JANJI: (Kiri-kanan) Cagub Bali Nomor 2, Wayan Koster, Mantan Gubernur Bali 2008-2018, Made Mangku Pastika. (Ilustrasi: Gung Kris)
DENPASAR, Balipolitika.com- Menarik perhatian warganet pasca digelarnya debat ketiga Pemilihan Kepala Daerah (Pilkada) Bali 2024 oleh Komisi Pemilihan Umum (KPU), adanya pemaparan visi, misi dan program kerja masing-masing calon gubernur sebagai wacana untuk membawa Bali ke arah yang lebih baik selama lima tahun kedepan, dikutip Kamis, 21 November 2024.
Diungkapkan Cagub Bali Nomor 2, Wayan Koster yang mengobral janjinya untuk kesejahteraan petani, melalui rencana pengembangan pertanian modern berkonsep Smart Agriculture, termasuk pelatihan dan akses penggunaan teknologi bagi petani.
“Program yang disiapkan diantaranya mengembangkan sistem pertanian modern Smart Agriculture, akses dan pelatihan penggunaan teknologi digital, memperbanyak komunitas petani muda keren untuk berbagai informasi pengalaman dan keberhasilan,” jelas Koster.
Wacana hanyalah sekedar wacana, apa yang diungkapkan Wayan Koster selaku incumbent (petahana) di Pilkada Serentak 2024, berbanding terbalik dengan fakta yang terjadi pada sektor pertanian Bali saat ia masih memimpin di periode 2018-2024.
Menariknya, alih fungsi lahan pertanian di Bali berlangsung secara masif selama Koster menjabat, tercatat Bali kehilangan lahan pertanian seluas 3.895 hektare pada 2023, menambah catatan dalam kurun sepuluh tahun terakhir dimana seluas 11.985 hektare lahan pertanian di Bali telah menyusut menjadi beton, menyisakan sekitar 68.059 hektare lahan pertanian yang masih tersisa saat ini.

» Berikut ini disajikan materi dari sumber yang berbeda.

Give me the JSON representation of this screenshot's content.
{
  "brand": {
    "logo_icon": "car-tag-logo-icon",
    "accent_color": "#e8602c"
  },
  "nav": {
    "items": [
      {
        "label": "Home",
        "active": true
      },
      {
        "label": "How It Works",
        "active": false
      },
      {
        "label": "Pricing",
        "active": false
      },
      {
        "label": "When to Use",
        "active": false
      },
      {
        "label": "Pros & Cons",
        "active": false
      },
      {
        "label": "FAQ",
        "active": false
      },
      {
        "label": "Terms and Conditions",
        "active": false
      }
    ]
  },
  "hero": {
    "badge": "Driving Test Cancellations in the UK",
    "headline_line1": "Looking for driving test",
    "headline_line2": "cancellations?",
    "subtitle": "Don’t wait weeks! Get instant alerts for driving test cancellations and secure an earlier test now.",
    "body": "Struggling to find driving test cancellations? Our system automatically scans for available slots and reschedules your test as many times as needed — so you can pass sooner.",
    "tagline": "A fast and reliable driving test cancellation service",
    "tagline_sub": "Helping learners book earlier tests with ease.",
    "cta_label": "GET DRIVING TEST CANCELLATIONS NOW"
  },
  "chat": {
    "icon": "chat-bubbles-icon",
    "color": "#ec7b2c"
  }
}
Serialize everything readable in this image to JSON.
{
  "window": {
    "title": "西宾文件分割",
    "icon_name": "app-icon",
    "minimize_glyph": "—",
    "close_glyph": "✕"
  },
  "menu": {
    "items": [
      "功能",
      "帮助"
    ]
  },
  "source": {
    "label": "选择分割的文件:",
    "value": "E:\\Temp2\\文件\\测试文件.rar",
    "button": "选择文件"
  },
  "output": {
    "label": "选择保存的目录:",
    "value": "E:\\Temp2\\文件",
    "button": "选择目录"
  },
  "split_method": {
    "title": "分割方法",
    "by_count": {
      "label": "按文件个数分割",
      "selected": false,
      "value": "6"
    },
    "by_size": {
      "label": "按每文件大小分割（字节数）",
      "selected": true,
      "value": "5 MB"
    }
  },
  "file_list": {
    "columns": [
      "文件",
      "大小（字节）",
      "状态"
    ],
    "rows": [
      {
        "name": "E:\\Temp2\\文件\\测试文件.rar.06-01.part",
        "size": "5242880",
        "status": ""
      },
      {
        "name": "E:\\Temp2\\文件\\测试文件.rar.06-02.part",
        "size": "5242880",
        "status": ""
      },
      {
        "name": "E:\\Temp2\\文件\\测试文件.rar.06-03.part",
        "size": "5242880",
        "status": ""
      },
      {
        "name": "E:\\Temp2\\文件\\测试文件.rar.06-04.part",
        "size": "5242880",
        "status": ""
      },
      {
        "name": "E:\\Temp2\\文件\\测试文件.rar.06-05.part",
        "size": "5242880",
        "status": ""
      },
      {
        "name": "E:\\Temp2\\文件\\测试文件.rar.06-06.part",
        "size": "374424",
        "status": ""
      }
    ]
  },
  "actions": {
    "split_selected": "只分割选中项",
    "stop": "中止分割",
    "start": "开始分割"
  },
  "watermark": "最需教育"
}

Masifnya alih fungsi lahan pertanian di Bali menjadi hal yang akan mempengaruhi kesejahteraan petani, perlu digarisbawahi proyek Pusat Kebudayaan Bali telah mengorbankan 9,38 hektare lahan pertanian termasuk Subak Gunaksa, belum lagi wacana pembangunan Tol Gilimanuk-Mengwi sepanjang 96,21 km, diperkirakan akan membantai 480,54 hektare lahan pertanian aktif di sepanjang jalur tersebut.
Adanya ketimpangan antara janji manis yang diungkapkan Wayan Koster pada debat ketiga beberapa hari lalu, dengan fakta miris sektor pertanian Bali selama ia menjabat, tentu menuai tanda tanya bagi publik, apakah ia akan konsisten soal kesejahteraan petani Bali jika terpilih lagi sebagai gubernur? Atau hanya sekedar wacana yang dibumbui konsep Tri Hita Karana saja untuk meraih suara para petani? Tentu masyarakat Bali kali ini akan lebih cerdas dalam menilainya.
Sementara terkait maraknya alih fungsi lahan pertanian di Bali atau jalur hijau sepanjang kurun waktu hingga tahun 2023, Mantan Gubernur Bali 2008-2018, Komjen Pol (Purn) I Made Mangku Pastika mengungkapkan, selama alih fungsi lahan masih terjadi di Bali tentu kesejahteraan petani hanya akan menjadi sebuah rencana saja.
Menurutnya, Bali kedepan memerlukan sosok pemimpin yang mampu berkomitmen untuk membendung maraknya alih fungsi lahan pertanian di Bali, memberikan solusi jangka panjang untuk menyelamatkan subak-subak di Bali, tak hanya pemimpin yang berfokus di sektor pariwisata saja.
“Ibarat buah simalakama ini, oleh karena itu Bali butuh solusi jangka panjang. Perbaiki lagi RT RWB kita, harus ada konsisten dari pemerintah. Jangan lagi dikasih izin untuk jalur hijau, apalagi yang bangun tanpa izin ya harus ditindak lah. Banyak sekali wacana (kesejahteraan petani, red) itu, tapi faktanya tidak disepakati,” ungkapnya, 18 November 2024.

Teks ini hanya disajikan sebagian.